Dynamic Range
When you take a picture of a house on a sunny day, you can set your camera to capture the bright features -- making it impossible to see details in the shady regions -- or to image the darker areas -- leaving the sunny areas overexposed. Every imaging system has a fixed difference between the brightest and dimmest features that can be detected. That difference is called the dynamic range. X-ray film has a limited dynamic range, meaning you can't use the same X-ray to look at dense and less-dense regions of the image. You'd need to take two or three exposures to see all the possible details. Digital radiography, which uses semiconductor detectors rather than film, has a much wider dynamic range that can be adjusted even after the exposure has been taken.
Image Contrast
Radiographic film collects X-rays that make it through the body. X-rays are blocked by dense, hard tissues -- such as bone -- and pass much more easily through the less dense tissues of the internal organs. There is a little bit of difference in the density of the liver and the kidneys, for example, but it is so slight that the contrast between the two types of tissue is very difficult to see. The situation is even worse when you're trying to distinguish healthy and diseased sections of the same organ. Conventional radiography is not the best choice for imaging soft tissue; ultrasound and Magnetic Resonance Imaging, or MRI, are better options.
Two-Dimensional Projection
Conventional radiographs are the result of X-rays propagating from one side of the body to the other at one location. If, for example, a chest X-ray image shows a dark blob on the right-hand side, you cannot tell if the denser mass is on the front of the ribcage, within the lung or on the patient's back. Also, because each image is the result of traveling through multiple layers of different tissues, it's difficult to see small differences in density in one of the layers. In computed tomography, this limitation is overcome by rotating the X-ray source and the detector around the body, creating a 3-D image of the interior tissues.
Ionizing Radiation
X-rays are in a class of electromagnetic radiation so powerful they can strip electrons right off of the atoms they hit.
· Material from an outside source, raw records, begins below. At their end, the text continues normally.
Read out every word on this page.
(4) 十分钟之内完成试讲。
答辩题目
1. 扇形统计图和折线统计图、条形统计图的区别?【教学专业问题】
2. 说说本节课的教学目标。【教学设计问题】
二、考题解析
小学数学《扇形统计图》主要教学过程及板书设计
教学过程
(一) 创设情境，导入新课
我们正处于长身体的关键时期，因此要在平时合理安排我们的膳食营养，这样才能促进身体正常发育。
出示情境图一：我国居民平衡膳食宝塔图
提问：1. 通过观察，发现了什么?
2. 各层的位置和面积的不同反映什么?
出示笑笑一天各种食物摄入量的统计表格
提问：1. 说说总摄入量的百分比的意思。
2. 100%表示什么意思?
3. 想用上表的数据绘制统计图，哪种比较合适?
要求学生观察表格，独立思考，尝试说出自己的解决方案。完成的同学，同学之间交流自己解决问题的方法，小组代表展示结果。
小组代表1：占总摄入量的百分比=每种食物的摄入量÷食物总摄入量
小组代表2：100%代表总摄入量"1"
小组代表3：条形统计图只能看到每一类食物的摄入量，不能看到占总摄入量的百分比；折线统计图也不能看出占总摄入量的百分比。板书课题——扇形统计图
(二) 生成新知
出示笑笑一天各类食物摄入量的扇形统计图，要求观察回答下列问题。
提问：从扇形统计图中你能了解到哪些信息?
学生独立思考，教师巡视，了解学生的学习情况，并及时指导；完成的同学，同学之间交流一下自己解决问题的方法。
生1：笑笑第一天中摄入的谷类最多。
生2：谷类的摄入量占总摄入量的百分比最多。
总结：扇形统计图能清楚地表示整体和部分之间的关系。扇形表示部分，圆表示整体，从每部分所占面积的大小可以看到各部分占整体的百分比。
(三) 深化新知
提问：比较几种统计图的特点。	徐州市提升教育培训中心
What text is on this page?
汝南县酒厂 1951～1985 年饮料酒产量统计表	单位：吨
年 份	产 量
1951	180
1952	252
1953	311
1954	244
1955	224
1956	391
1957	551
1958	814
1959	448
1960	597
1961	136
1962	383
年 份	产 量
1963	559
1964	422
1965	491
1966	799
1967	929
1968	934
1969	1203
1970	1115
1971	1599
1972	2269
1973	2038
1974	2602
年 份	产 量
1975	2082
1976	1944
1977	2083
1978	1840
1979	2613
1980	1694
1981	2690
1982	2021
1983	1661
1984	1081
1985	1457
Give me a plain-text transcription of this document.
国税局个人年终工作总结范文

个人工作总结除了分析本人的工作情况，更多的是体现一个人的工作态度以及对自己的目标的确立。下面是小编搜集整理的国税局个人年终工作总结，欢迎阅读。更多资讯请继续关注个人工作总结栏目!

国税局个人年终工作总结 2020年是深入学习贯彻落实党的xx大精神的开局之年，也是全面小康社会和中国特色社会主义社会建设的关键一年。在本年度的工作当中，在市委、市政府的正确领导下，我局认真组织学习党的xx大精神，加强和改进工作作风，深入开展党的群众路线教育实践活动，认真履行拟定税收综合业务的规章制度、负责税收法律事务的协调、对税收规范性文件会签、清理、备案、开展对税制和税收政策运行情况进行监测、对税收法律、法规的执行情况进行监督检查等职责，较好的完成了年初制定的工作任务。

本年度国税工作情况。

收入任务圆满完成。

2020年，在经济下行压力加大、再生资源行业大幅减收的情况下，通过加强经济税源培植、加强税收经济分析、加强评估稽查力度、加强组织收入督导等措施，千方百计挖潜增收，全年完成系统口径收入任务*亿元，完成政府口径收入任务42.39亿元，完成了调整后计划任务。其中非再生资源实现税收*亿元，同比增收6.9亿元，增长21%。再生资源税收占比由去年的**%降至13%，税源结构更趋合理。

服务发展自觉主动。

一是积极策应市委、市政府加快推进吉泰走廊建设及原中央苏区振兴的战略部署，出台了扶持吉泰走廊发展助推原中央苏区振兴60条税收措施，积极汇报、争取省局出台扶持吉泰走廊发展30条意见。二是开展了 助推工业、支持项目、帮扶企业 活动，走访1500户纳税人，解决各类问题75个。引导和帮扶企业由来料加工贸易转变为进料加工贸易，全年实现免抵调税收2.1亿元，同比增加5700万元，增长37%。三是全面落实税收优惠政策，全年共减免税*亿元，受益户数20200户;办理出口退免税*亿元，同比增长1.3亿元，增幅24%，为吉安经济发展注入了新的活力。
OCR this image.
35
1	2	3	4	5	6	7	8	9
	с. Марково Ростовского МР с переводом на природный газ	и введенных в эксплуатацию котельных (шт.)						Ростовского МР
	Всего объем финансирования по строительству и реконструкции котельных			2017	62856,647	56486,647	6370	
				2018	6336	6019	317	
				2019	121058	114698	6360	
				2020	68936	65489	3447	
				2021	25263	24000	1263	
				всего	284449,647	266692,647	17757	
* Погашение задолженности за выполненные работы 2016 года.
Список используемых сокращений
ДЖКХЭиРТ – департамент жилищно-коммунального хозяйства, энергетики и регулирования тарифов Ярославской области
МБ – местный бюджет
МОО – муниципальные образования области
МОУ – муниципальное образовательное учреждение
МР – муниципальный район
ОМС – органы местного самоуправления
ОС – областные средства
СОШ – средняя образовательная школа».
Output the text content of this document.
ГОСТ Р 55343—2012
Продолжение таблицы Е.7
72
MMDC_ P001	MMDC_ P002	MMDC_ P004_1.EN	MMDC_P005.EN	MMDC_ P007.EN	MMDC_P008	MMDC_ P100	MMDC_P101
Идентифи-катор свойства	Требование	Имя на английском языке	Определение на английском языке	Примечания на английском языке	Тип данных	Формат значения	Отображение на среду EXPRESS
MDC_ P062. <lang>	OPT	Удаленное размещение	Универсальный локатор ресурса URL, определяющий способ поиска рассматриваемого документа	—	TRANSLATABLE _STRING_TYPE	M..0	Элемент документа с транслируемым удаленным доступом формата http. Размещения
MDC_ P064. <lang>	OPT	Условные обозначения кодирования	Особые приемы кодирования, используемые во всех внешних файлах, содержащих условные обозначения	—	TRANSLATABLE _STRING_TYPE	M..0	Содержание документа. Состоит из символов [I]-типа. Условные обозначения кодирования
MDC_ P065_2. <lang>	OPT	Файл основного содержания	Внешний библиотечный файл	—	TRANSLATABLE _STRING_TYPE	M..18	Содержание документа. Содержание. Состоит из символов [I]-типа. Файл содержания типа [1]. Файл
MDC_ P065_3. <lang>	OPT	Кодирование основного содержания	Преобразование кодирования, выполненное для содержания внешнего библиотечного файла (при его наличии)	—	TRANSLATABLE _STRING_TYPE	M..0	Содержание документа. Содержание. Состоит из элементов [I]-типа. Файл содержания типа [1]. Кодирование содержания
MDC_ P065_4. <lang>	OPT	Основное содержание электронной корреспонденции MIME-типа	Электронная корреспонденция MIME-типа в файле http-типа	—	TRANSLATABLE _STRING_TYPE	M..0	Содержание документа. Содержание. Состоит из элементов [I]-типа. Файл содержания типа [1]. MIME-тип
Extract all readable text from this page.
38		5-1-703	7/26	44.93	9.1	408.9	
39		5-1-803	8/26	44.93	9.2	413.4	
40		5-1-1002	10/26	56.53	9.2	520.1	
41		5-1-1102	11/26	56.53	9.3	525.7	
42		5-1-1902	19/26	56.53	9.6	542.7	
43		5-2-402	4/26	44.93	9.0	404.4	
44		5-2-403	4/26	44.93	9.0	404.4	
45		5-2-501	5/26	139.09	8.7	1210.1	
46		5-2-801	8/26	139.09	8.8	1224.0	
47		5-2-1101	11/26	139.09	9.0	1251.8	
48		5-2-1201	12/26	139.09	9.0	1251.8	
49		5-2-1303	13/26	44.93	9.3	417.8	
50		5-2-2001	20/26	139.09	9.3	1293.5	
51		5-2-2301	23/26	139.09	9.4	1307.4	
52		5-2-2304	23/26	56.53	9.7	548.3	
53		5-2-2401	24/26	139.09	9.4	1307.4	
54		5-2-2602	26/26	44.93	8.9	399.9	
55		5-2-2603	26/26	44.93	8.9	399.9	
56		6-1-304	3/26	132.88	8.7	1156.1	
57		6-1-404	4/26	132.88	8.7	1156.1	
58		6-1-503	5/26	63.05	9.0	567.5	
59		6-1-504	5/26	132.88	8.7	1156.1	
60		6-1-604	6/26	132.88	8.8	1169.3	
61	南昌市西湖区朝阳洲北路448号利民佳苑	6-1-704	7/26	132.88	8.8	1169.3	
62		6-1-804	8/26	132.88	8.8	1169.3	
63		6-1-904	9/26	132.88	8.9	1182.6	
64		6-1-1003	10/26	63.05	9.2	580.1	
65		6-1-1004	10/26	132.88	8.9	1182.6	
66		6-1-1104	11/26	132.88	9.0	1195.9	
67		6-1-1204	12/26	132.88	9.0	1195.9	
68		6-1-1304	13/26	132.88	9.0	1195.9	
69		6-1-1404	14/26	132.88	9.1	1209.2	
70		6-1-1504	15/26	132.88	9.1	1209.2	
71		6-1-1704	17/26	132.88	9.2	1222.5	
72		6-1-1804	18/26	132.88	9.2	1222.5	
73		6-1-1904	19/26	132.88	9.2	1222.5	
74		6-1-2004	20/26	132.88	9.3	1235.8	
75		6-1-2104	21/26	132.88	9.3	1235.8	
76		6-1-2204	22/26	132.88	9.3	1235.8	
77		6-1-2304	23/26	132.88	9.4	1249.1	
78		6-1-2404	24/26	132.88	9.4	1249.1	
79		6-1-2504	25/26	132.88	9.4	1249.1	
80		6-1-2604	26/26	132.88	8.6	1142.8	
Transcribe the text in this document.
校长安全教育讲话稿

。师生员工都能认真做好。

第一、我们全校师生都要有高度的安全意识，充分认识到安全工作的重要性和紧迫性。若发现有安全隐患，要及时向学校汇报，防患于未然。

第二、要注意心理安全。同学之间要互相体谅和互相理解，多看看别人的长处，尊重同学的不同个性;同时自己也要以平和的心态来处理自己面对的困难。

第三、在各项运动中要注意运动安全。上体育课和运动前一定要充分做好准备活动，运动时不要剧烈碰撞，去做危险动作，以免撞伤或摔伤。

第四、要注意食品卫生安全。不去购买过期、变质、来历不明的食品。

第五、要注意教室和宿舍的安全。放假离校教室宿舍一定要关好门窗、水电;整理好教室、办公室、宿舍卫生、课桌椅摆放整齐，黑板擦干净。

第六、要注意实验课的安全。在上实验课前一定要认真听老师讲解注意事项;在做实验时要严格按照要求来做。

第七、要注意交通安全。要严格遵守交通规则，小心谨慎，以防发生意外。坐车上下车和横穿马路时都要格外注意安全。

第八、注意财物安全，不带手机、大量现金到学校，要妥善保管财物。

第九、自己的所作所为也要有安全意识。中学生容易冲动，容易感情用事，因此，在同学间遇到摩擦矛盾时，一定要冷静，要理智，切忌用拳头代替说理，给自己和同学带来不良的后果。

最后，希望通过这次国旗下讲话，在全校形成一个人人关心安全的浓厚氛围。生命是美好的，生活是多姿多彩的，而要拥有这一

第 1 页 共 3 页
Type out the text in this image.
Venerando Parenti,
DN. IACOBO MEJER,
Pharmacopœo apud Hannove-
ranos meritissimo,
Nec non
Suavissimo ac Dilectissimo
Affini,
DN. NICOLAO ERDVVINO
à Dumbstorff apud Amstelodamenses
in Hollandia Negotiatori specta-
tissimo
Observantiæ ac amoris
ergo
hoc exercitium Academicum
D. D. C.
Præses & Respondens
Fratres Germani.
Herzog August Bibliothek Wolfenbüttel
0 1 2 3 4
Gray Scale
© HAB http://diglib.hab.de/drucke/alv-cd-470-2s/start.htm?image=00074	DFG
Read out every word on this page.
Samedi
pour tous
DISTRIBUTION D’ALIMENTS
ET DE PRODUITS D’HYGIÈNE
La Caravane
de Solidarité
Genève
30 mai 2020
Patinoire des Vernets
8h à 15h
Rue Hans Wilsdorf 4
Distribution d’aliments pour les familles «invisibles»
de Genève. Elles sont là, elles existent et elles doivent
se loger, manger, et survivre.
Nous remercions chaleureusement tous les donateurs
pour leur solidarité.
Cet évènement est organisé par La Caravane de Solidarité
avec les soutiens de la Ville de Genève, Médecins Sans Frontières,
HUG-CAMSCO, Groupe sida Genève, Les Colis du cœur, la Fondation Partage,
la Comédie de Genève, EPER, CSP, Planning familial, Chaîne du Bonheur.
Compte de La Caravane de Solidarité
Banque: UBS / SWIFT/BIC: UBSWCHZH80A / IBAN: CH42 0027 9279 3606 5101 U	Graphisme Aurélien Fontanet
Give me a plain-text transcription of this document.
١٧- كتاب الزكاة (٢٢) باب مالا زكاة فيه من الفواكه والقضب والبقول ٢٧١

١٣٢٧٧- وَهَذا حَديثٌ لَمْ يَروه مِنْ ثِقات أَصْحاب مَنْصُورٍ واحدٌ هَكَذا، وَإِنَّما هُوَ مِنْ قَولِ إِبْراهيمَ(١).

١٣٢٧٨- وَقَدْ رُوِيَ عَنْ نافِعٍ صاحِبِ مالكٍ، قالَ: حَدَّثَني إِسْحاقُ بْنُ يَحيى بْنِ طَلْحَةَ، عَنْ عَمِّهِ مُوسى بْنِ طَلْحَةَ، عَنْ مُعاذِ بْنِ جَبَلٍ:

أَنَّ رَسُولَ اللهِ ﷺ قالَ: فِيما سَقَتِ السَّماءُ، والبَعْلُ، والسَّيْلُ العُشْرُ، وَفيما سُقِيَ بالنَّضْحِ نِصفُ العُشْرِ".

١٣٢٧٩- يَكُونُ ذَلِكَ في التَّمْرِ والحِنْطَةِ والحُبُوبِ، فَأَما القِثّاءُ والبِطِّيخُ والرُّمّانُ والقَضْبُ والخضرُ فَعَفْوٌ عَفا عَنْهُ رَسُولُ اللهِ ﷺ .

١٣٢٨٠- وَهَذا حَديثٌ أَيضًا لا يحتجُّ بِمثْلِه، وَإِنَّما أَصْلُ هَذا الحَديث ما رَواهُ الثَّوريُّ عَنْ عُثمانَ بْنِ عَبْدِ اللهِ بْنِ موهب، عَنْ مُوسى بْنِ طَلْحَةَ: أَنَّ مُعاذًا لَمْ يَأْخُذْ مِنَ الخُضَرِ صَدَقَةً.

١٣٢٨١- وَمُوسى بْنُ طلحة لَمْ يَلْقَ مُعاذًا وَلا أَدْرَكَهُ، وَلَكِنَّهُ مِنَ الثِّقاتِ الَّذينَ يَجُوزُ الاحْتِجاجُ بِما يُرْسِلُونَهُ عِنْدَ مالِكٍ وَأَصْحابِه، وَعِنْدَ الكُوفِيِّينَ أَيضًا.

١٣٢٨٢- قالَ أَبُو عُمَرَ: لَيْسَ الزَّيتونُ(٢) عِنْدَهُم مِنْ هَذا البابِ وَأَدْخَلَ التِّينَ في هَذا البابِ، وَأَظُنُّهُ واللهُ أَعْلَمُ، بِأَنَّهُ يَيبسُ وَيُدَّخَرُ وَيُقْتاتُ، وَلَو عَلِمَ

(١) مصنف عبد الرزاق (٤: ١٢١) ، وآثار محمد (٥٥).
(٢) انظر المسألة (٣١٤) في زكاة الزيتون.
That ionization creates a chemical instability that can result in disruption of important biomolecules such as DNA. X-ray doses are limited because the damage they induce can trigger cancerous growths. Neither ultrasound nor MRI use ionizing radiation, and digital radiography requires lower doses of X-rays than conventional film radiography.
X-Ray Film
X-ray films are single physical entities. To get a diagnosis, the film must be exposed, developed and brought to the radiologist. When the diagnosis is complete, the images must be stored in a controlled environment so they do not degrade. In addition, if other consultations are necessary, the film -- or a copy -- must be physically distributed to other diagnosticians. Digital imaging methods create a computer file that can be processed almost instantly after exposure and distributed at will. Storage is also much less of a problem with digital picture archiving services.